Exemplars of bodhisattva Maitreya
The complex Maitreya archetype has three major strands.
The first is looking to the future, recognizing the unfulfilled potential of our own time or being, and envisioning a better one. This may mean hoping for an auspicious rebirth in Maitreya's heaven or on earth during Maitreya's buddhahood, or it may even manifest as political activity aimed at preparing this world for the advent of Maitreya's golden age.
The second aspect is the deliberate, introspective study of consciousness. This is yogic psychology, studying oneself to try to understand the workings of the mind and thereby help end the suffering of beings.
A third strand of the Maitreya archetype is loving-kindness. Maitreya expresses love actively going out into the world.
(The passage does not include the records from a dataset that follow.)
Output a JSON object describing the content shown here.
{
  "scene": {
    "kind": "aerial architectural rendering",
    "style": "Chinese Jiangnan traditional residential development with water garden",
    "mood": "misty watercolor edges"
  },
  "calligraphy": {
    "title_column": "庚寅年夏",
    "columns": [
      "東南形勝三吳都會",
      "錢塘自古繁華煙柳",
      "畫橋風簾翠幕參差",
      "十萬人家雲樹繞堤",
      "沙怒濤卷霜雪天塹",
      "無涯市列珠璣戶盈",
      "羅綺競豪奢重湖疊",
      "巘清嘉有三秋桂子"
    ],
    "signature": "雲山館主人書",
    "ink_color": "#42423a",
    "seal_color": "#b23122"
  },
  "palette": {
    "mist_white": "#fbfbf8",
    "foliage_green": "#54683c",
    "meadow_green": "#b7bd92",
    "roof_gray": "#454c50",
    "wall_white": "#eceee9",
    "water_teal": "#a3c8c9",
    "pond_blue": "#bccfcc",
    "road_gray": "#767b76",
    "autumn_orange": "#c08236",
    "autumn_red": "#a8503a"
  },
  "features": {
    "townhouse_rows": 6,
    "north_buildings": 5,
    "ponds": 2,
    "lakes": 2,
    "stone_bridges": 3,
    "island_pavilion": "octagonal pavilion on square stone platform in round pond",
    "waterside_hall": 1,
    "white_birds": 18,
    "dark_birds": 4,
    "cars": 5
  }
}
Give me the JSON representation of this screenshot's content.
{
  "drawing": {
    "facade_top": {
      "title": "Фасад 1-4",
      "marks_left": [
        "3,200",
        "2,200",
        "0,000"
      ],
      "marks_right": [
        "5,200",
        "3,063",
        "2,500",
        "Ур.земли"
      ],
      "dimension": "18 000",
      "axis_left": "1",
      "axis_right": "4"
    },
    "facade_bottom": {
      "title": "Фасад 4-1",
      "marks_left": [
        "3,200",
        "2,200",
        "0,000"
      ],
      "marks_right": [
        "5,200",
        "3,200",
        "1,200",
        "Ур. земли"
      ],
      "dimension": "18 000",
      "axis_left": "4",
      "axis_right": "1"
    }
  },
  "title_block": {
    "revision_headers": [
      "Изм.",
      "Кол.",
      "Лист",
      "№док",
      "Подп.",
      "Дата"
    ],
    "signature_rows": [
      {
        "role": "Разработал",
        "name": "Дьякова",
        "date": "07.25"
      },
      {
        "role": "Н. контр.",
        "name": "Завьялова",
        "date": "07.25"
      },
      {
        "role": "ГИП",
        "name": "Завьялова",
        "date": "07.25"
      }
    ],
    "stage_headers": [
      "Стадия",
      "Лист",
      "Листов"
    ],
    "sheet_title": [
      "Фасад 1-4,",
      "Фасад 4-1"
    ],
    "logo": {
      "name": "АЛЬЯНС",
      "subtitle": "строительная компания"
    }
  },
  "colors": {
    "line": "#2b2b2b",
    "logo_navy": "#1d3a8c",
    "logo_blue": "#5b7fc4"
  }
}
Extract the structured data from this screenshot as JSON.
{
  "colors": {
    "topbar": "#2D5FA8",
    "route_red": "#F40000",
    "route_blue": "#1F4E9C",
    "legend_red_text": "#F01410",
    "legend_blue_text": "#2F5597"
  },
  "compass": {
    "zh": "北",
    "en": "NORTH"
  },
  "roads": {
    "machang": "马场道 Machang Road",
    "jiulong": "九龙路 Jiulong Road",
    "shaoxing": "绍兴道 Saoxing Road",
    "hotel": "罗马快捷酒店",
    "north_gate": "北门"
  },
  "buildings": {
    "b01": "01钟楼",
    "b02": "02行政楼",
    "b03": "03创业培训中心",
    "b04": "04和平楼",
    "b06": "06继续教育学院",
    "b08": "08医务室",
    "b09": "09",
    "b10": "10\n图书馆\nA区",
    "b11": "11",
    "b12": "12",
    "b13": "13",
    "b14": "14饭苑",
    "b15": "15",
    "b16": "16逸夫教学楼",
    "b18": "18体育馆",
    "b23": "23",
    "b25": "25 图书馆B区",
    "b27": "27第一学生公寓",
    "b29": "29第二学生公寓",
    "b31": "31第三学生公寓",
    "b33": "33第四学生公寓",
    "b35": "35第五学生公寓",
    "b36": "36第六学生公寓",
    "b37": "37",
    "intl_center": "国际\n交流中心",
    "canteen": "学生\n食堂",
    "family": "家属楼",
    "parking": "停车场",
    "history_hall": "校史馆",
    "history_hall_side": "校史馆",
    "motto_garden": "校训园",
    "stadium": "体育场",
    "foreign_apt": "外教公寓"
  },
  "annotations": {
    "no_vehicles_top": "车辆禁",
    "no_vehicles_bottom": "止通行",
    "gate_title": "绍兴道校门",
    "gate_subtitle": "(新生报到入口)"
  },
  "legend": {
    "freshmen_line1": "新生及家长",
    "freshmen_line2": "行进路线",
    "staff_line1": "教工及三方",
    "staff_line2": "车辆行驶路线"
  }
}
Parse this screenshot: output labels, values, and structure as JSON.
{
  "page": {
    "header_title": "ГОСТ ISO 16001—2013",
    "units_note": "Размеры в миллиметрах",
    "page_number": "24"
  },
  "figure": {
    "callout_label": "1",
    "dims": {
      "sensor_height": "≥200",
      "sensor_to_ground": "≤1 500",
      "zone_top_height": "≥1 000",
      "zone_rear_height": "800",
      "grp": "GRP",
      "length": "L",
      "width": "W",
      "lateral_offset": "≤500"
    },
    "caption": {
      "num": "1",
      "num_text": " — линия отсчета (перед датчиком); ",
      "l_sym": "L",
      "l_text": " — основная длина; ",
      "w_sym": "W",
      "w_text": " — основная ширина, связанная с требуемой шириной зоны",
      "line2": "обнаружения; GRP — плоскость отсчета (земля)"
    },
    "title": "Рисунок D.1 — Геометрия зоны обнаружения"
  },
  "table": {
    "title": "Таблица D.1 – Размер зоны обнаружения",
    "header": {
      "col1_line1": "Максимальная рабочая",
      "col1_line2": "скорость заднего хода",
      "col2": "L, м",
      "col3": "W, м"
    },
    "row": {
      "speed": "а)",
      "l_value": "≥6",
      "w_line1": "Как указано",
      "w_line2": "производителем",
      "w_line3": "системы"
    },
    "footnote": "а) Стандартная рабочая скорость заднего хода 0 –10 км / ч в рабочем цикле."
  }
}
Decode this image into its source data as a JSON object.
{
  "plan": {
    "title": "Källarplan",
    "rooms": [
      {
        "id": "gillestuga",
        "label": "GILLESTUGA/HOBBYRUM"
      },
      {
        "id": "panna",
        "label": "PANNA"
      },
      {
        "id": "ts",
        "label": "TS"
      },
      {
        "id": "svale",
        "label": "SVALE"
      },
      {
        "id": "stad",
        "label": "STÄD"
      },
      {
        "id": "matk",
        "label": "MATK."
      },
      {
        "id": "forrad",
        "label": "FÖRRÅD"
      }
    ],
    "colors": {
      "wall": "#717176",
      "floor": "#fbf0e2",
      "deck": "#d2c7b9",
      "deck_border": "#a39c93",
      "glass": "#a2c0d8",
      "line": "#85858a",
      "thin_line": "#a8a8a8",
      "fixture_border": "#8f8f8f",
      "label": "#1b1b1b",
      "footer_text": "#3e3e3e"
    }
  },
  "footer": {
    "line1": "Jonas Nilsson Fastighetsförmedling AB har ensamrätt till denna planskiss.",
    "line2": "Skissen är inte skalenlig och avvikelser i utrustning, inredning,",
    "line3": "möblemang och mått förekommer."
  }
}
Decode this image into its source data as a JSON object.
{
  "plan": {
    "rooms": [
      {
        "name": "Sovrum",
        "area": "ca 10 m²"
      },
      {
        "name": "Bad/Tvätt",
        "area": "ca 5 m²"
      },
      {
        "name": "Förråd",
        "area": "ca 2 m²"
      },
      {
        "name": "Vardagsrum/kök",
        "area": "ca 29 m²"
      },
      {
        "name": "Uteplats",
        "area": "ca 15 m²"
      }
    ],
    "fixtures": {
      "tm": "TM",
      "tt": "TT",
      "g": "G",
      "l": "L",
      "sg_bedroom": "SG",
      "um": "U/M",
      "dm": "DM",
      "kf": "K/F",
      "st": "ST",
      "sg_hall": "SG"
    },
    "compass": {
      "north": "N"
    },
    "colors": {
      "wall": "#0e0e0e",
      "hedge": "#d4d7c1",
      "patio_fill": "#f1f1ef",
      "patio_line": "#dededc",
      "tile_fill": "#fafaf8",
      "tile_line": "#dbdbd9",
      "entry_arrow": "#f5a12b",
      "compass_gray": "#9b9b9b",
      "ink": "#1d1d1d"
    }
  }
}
This energy is more intentional and directed than the responsive, caring compassion of Avalokiteshvara, with her empathetic listening and immediate response.
The Maitreya energy of the 60s
The outpouring of concern in the sixties counterculture, with a call for a new age of peace and love, represented Maitreya energy. Among youth of that time, there was a strong sense of imminent possibility: of new modes of living, thinking, loving, of bringing kindness and compassion into the political realm, or of "dropping out" to form new, "enlightened" communities. Despite the hedonistic excesses that occurred, many of the ideals, values, and new perspectives supported by the sixties counterculture have had lasting, positive impacts on the social landscape. The cry in the midst of America's Vietnam experience to "Make love, not war," and the call for "flower power" and sexual liberation, echo the hopes and idealism as well as some of the innocence and naivete in the archetype of Maitreya. The counterculture's explorations of new dimensions of consciousness, initially via psychedelics and then with yoga, meditation, and shamanic practices, also fit the Maitreya archetype.